Alors que le prix des carburants reste un sujet de préoccupation majeur pour les ménages, certains professionnels choisissent de ne pas répercuter la hausse des coûts sur leurs clients. C’est le cas de Martial, moniteur d’auto-école en région parisienne, qui explique sa position dans un entretien diffusé par BFM Business. Selon lui, une augmentation des tarifs « serait une catastrophe pour les gens », malgré la pression économique actuelle.
Ce qu'il faut retenir
- Martial, moniteur d’auto-école, refuse d’augmenter ses tarifs malgré la hausse des carburants
- Il justifie cette décision par l’impact social d’une telle mesure sur les apprentis conducteurs et les ménages modestes
- Le gouvernement a annoncé un doublement de l’aide aux « gros rouleurs », portant son montant à 100 euros pour certains bénéficiaires
- L’Agence internationale de l’énergie (AIE) alerte sur un risque de pénurie cet été en cas de dégradation de la situation géopolitique au Moyen-Orient
Un choix éthique face à la flambée des prix
Martial, qui exerce depuis plus de quinze ans, a fait le choix de maintenir ses tarifs inchangés, malgré la hausse des coûts de l’essence et du diesel.

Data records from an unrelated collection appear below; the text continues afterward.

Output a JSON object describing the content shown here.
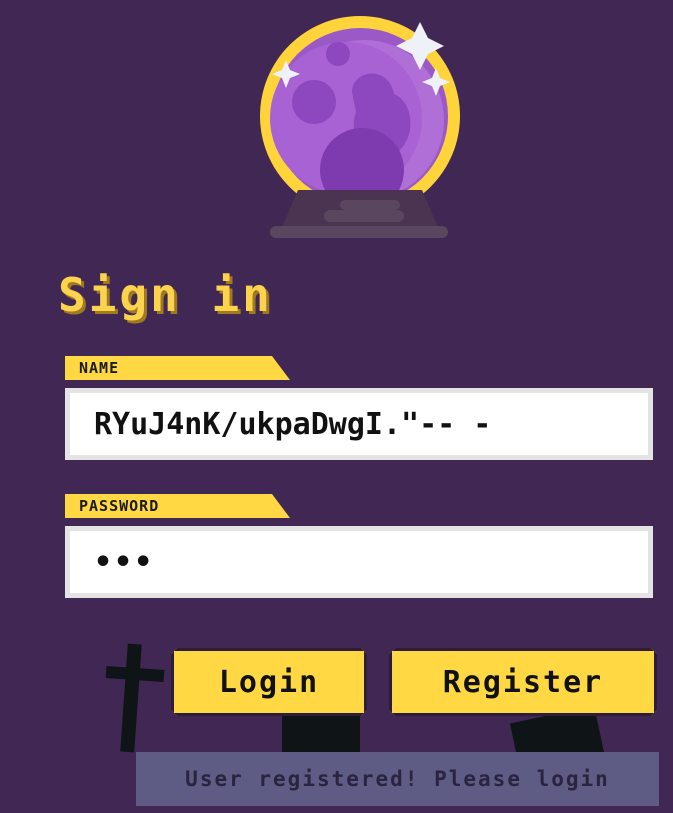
{
  "page": {
    "title": "Sign in"
  },
  "form": {
    "name_label": "NAME",
    "name_value": "RYuJ4nK/ukpaDwgI.\"-- -",
    "password_label": "PASSWORD",
    "password_value": "•••"
  },
  "buttons": {
    "login": "Login",
    "register": "Register"
  },
  "toast": {
    "message": "User registered! Please login"
  },
  "icons": {
    "logo": "crystal-ball-icon",
    "decor": [
      "cross-icon",
      "tombstone-icon"
    ]
  },
  "colors": {
    "background": "#412753",
    "accent": "#ffd843",
    "toast_bg": "#5e5b84"
  }
}
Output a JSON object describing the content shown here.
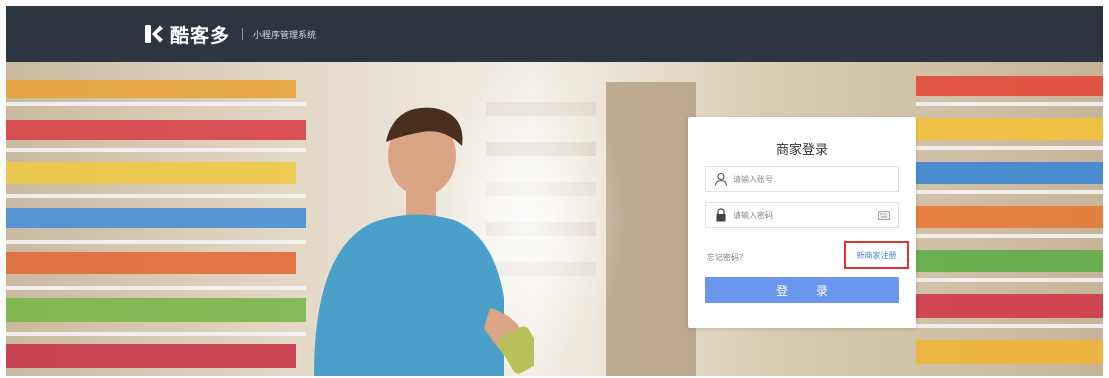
{
  "header": {
    "brand_name": "酷客多",
    "subtitle": "小程序管理系统"
  },
  "login": {
    "title": "商家登录",
    "account_placeholder": "请输入账号",
    "password_placeholder": "请输入密码",
    "forgot_password": "忘记密码?",
    "register": "新商家注册",
    "submit": "登 录"
  },
  "colors": {
    "header_bg": "#2d3541",
    "button_bg": "#6b96ee",
    "link": "#4a7fe0",
    "highlight_border": "#e0302a"
  },
  "icons": {
    "logo": "brand-k-icon",
    "account": "user-icon",
    "password": "lock-icon",
    "keyboard": "keyboard-icon"
  }
}
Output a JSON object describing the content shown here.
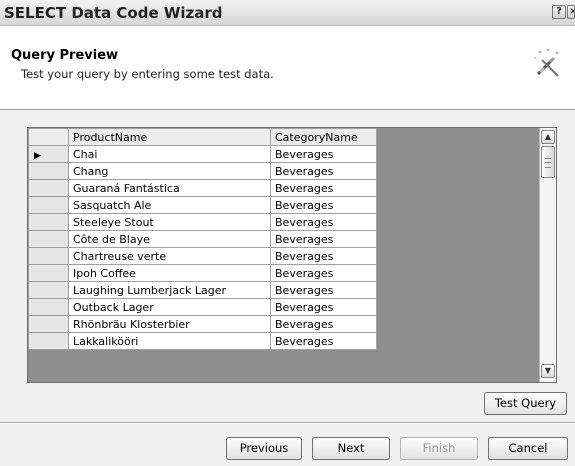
{
  "window": {
    "title": "SELECT Data Code Wizard",
    "help_glyph": "?",
    "close_glyph": "×"
  },
  "header": {
    "title": "Query Preview",
    "subtitle": "Test your query by entering some test data."
  },
  "grid": {
    "columns": [
      "ProductName",
      "CategoryName"
    ],
    "current_row_marker": "▶",
    "rows": [
      [
        "Chai",
        "Beverages"
      ],
      [
        "Chang",
        "Beverages"
      ],
      [
        "Guaraná Fantástica",
        "Beverages"
      ],
      [
        "Sasquatch Ale",
        "Beverages"
      ],
      [
        "Steeleye Stout",
        "Beverages"
      ],
      [
        "Côte de Blaye",
        "Beverages"
      ],
      [
        "Chartreuse verte",
        "Beverages"
      ],
      [
        "Ipoh Coffee",
        "Beverages"
      ],
      [
        "Laughing Lumberjack Lager",
        "Beverages"
      ],
      [
        "Outback Lager",
        "Beverages"
      ],
      [
        "Rhönbräu Klosterbier",
        "Beverages"
      ],
      [
        "Lakkalikööri",
        "Beverages"
      ]
    ],
    "scroll_up_glyph": "▲",
    "scroll_down_glyph": "▼"
  },
  "buttons": {
    "test_query": "Test Query",
    "previous": "Previous",
    "next": "Next",
    "finish": "Finish",
    "cancel": "Cancel"
  },
  "colors": {
    "grid_background": "#8e8e8e",
    "header_background": "#ffffff",
    "dialog_background": "#f0f0f0"
  }
}
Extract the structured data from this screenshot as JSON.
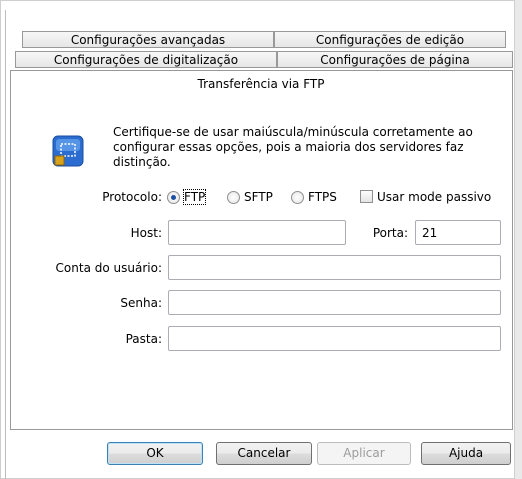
{
  "tabs": {
    "row1": [
      "Configurações avançadas",
      "Configurações de edição"
    ],
    "row2": [
      "Configurações de digitalização",
      "Configurações de página"
    ]
  },
  "panel": {
    "title": "Transferência via FTP",
    "info_text": "Certifique-se de usar maiúscula/minúscula corretamente ao configurar essas opções, pois a maioria dos servidores faz distinção."
  },
  "protocol": {
    "label": "Protocolo:",
    "options": [
      "FTP",
      "SFTP",
      "FTPS"
    ],
    "selected": "FTP",
    "passive_label": "Usar mode passivo",
    "passive_checked": false
  },
  "fields": {
    "host_label": "Host:",
    "host_value": "",
    "port_label": "Porta:",
    "port_value": "21",
    "user_label": "Conta do usuário:",
    "user_value": "",
    "password_label": "Senha:",
    "password_value": "",
    "folder_label": "Pasta:",
    "folder_value": ""
  },
  "buttons": {
    "ok": "OK",
    "cancel": "Cancelar",
    "apply": "Aplicar",
    "help": "Ajuda"
  },
  "colors": {
    "accent": "#1d4fa0",
    "icon_blue": "#2b6cd0",
    "icon_gold": "#d9a21b"
  }
}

Dans son témoignage recueilli par BFM Business, il précise que cette décision s’inscrit dans une logique de solidarité envers ses élèves. « On n’augmente pas nos prix parce qu’on sait que c’est une catastrophe pour les gens », déclare-t-il. Pour lui, l’apprentissage de la conduite représente déjà un budget important pour de nombreuses familles, et toute augmentation aggraverait leurs difficultés.
Le gouvernement mise sur des aides ciblées
Face à la volatilité des prix des carburants, les pouvoirs publics ont mis en place des dispositifs pour soutenir les ménages les plus touchés. Parmi eux, l’aide aux « gros rouleurs », dont le montant a été doublé par le gouvernement. Cette subvention, qui peut atteindre 100 euros selon les critères, vise à compenser une partie des dépenses liées à l’essence pour les travailleurs dont les trajets sont longs ou fréquents. Les conditions d’éligibilité, détaillées par le ministère de la Transition écologique, incluent notamment un plafond de revenus et une distance minimale parcourue quotidiennement.
Cette mesure s’ajoute à d’autres dispositifs comme la prime carburant employeur, dont le doublement a également été annoncé. Pourtant, pour Martial, ces aides restent insuffisantes pour absorber totalement l’impact de la hausse des prix sur le pouvoir d’achat.
Un marché pétrolier sous haute tension
La situation des carburants s’inscrit dans un contexte international tendu. L’Agence internationale de l’énergie (AIE) a récemment mis en garde contre un risque de basculement du marché dans une « zone rouge » cet été, en l’absence de résolution du conflit au Moyen-Orient. Selon l’organisation, une dégradation de la stabilité régionale pourrait entraîner des perturbations majeures dans l’approvisionnement en pétrole, avec des répercussions directes sur les prix à la pompe. Ces craintes s’ajoutent aux tensions structurelles liées à la transition énergétique et à la réduction des capacités de raffinage en Europe.
« Sans solution au Moyen-Orient, le marché pétrolier pourrait basculer en "zone rouge" cet été », a prévenu l’AIE dans une note publiée ce mois-ci. Une perspective qui inquiète autant les automobilistes que les professionnels du secteur.
Dans ce contexte, les professionnels comme Martial pourraient être amenés à revoir leur stratégie tarifaire, surtout si la hausse des coûts se prolonge. Pour l’instant, ils restent dans l’expectative, tout en espérant une stabilisation des prix avant l’été.
Pour prétendre à l’aide aux « gros rouleurs », il faut remplir plusieurs critères : résider en France métropolitaine, avoir un revenu fiscal de référence inférieur à un certain plafond, et parcourir au moins 30 000 kilomètres par an avec un véhicule thermique. Le montant de l’aide, doublée à 100 euros, est versé sous forme de chèque ou de virement après dépôt d’une demande en ligne sur le site des impôts.